Yep, those are some bad dudes. 

And he said that Christians and Jews need to come together and provide leadership in the western world, as they have for hundreds of years, not always perfectly, but at least faithfully. 

Again, I’d agree. 

But the message veered hard off the rails when Brownback offered fighting transgenderism as his first concrete example of what to do to re-energize religion and our country. 

“We’re now confusing what a man and a woman is?” Brownback asked, to scattered laughs from the Pachyderms. “How many sermons have you heard on that topic?” 

“Not a lot,” remarked a woman sitting near me. 

“I can’t think of a one I’ve heard,” Brownback continued. “I’m hopeful and I’m sure someone has spoken on it, but you’ve got a culture that’s debating what a man and a woman is and the church is silent on it?” 

For someone who’s been an international ambassador on this subject, I’d respectfully suggest that Brownback maybe needs to get out a little more often. 

Who’s silent? Whether to fully include LGBTQ people in the life of the church is probably the most explosive issue in Christendom and has been discussed and sermonized about ad nauseum across denominations. 
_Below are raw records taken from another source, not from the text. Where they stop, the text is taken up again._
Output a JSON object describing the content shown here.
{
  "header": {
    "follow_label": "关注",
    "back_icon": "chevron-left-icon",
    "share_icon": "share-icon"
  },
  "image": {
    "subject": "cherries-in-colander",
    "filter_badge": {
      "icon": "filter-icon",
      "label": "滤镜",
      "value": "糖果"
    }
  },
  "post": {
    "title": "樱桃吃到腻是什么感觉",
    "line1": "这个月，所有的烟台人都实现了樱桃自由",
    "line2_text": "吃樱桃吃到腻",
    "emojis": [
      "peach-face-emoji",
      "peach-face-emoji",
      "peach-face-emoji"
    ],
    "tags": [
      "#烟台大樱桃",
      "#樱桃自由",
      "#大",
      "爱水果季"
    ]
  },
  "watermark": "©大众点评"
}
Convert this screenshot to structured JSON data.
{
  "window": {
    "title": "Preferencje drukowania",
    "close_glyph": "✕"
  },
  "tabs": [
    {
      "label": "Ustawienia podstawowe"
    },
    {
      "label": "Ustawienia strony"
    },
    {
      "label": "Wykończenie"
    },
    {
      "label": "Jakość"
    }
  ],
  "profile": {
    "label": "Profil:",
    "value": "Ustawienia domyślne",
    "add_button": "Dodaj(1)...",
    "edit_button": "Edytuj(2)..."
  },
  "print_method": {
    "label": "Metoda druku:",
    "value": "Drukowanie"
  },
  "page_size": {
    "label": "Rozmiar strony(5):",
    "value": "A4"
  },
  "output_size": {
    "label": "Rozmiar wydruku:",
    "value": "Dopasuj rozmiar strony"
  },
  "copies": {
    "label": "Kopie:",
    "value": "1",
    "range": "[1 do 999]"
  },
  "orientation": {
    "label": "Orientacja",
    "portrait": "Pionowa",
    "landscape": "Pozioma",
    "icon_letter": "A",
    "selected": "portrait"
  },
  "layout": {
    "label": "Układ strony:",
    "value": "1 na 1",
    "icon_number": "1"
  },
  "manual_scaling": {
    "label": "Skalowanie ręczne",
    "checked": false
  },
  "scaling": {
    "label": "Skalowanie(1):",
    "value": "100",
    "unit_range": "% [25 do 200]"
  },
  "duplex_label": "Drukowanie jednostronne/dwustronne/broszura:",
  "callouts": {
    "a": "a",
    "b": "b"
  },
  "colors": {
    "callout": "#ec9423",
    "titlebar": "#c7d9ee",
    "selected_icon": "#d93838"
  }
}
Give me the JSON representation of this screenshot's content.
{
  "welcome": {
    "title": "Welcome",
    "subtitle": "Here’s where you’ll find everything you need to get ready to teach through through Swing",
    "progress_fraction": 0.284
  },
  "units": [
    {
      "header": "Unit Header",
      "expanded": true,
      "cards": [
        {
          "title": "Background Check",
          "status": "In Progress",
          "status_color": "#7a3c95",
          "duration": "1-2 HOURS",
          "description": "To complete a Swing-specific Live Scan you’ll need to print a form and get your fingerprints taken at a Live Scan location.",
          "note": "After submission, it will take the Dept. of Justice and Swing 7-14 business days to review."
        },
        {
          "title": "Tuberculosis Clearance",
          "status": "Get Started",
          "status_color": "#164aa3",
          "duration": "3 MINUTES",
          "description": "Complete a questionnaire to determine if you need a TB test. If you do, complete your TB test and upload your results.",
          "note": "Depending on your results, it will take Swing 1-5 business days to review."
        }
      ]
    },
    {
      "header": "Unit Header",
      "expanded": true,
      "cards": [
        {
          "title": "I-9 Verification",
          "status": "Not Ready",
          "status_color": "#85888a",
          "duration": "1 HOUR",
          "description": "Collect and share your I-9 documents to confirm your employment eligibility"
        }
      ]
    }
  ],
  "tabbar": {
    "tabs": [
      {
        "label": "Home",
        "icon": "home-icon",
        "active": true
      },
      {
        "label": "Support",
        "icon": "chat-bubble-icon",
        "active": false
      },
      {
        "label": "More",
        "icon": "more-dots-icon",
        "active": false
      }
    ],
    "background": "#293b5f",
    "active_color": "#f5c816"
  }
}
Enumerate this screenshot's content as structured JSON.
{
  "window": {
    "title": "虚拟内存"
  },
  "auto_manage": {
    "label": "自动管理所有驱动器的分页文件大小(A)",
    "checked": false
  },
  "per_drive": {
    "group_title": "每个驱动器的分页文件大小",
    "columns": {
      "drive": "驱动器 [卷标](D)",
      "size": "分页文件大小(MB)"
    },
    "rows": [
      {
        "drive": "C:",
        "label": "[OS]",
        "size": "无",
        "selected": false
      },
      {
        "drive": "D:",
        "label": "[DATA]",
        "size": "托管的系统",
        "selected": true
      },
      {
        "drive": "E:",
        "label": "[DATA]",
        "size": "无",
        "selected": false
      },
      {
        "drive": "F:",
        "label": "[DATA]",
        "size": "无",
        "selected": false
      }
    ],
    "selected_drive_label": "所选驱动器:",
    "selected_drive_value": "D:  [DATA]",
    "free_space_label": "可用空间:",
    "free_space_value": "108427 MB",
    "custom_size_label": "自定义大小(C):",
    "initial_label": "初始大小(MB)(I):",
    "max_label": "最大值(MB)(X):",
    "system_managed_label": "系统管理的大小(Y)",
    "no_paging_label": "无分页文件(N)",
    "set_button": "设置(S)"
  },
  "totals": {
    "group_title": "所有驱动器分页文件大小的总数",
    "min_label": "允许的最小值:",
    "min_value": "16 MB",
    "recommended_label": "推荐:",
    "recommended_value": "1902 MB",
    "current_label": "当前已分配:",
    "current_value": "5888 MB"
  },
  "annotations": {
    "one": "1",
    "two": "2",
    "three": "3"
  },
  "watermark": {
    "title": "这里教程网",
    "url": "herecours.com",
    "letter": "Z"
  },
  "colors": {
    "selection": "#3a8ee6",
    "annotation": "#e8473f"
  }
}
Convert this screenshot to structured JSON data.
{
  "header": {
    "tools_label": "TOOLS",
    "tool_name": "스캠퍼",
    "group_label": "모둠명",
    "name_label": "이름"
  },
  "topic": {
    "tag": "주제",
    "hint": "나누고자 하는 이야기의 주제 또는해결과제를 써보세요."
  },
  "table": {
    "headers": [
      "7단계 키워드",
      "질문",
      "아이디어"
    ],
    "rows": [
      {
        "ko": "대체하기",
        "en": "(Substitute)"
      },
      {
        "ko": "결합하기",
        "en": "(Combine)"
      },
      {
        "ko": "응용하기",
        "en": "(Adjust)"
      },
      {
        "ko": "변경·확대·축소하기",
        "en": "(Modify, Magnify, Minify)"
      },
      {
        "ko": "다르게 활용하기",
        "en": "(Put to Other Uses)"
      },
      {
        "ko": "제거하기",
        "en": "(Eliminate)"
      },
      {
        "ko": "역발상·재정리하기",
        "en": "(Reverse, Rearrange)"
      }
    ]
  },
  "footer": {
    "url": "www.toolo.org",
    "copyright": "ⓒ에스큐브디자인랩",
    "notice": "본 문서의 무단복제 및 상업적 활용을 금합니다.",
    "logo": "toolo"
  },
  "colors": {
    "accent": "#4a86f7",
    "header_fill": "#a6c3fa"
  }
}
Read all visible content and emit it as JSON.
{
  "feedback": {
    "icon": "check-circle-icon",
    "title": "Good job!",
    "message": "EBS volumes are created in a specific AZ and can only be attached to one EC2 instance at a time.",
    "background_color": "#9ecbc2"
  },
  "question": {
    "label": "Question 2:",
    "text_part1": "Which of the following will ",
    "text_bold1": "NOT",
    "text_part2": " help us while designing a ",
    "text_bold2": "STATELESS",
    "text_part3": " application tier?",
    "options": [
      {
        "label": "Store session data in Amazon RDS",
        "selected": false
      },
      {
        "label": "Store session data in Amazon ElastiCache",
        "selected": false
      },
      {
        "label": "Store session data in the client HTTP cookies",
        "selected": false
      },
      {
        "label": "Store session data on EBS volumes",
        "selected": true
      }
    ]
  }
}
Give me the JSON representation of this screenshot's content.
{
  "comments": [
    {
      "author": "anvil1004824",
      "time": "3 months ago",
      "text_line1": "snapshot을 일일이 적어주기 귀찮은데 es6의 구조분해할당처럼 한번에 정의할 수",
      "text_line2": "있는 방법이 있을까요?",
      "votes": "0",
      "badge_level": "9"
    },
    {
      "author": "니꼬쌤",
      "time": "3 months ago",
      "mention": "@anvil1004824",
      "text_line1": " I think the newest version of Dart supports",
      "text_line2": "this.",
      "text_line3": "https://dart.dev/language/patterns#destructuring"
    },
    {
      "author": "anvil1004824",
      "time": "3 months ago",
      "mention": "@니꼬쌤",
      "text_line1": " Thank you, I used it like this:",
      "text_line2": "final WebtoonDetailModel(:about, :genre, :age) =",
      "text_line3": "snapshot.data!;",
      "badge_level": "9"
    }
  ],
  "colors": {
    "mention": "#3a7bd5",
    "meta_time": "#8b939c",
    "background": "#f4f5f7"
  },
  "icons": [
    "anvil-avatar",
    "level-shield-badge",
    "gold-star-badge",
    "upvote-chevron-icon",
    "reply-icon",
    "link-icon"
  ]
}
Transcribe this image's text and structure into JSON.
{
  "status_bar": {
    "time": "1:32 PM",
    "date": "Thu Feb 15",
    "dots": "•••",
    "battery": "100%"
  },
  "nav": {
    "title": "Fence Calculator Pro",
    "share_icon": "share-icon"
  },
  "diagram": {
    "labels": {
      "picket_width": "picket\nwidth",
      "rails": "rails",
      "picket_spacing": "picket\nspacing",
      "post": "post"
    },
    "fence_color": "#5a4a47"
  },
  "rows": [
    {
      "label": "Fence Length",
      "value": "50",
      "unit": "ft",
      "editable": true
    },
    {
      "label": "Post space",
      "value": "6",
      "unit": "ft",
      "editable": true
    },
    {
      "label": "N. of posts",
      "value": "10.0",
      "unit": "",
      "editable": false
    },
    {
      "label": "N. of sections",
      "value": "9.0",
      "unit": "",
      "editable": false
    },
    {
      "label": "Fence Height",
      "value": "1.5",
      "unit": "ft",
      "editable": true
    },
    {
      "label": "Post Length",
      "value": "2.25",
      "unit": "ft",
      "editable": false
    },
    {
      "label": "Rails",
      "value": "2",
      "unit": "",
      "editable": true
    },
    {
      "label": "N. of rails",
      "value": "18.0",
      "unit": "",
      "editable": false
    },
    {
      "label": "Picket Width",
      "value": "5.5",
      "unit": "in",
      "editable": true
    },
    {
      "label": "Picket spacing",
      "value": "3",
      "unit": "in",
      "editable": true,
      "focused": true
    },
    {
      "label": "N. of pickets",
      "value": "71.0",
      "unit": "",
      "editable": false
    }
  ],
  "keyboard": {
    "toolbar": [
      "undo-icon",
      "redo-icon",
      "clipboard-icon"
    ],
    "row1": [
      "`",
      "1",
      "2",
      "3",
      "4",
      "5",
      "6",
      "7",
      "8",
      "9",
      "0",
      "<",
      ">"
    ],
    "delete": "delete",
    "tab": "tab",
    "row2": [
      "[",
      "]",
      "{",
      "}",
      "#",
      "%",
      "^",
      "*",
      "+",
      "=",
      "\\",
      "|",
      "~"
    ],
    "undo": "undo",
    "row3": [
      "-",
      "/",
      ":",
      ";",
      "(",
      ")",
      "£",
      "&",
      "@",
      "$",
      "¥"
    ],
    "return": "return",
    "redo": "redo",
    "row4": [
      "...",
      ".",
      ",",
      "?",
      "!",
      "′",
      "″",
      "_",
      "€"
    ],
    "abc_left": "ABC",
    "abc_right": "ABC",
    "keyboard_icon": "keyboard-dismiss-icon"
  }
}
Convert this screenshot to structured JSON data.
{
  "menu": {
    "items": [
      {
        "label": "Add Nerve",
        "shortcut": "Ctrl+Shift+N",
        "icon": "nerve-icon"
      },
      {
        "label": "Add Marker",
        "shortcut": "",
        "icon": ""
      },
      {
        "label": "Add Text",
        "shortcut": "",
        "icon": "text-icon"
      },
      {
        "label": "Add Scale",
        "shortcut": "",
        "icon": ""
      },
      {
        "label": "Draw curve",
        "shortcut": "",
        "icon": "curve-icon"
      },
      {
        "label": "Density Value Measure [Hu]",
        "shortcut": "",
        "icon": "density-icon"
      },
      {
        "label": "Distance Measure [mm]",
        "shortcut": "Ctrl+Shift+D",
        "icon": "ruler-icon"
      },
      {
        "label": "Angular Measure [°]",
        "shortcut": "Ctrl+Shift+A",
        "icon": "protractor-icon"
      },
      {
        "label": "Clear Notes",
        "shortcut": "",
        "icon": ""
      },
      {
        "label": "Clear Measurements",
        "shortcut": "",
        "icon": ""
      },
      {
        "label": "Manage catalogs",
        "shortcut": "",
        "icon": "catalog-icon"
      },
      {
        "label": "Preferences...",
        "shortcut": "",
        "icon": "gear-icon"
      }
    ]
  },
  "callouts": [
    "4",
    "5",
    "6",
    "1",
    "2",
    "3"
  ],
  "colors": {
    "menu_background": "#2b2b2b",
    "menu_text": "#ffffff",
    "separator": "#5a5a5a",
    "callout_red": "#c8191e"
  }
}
The denomination to which I belong, the United Methodist Church, was literally torn in two last year over the issue of human sexuality. People of faith can and did read the Scripture, prayerfully consider it and came to completely different conclusions. 

As a result, where there was one denomination, there are now two: the remaining United Methodist Church, which is moving toward full LGBTQ inclusion, and a new and completely separate Global Methodist Church, moving the opposite direction.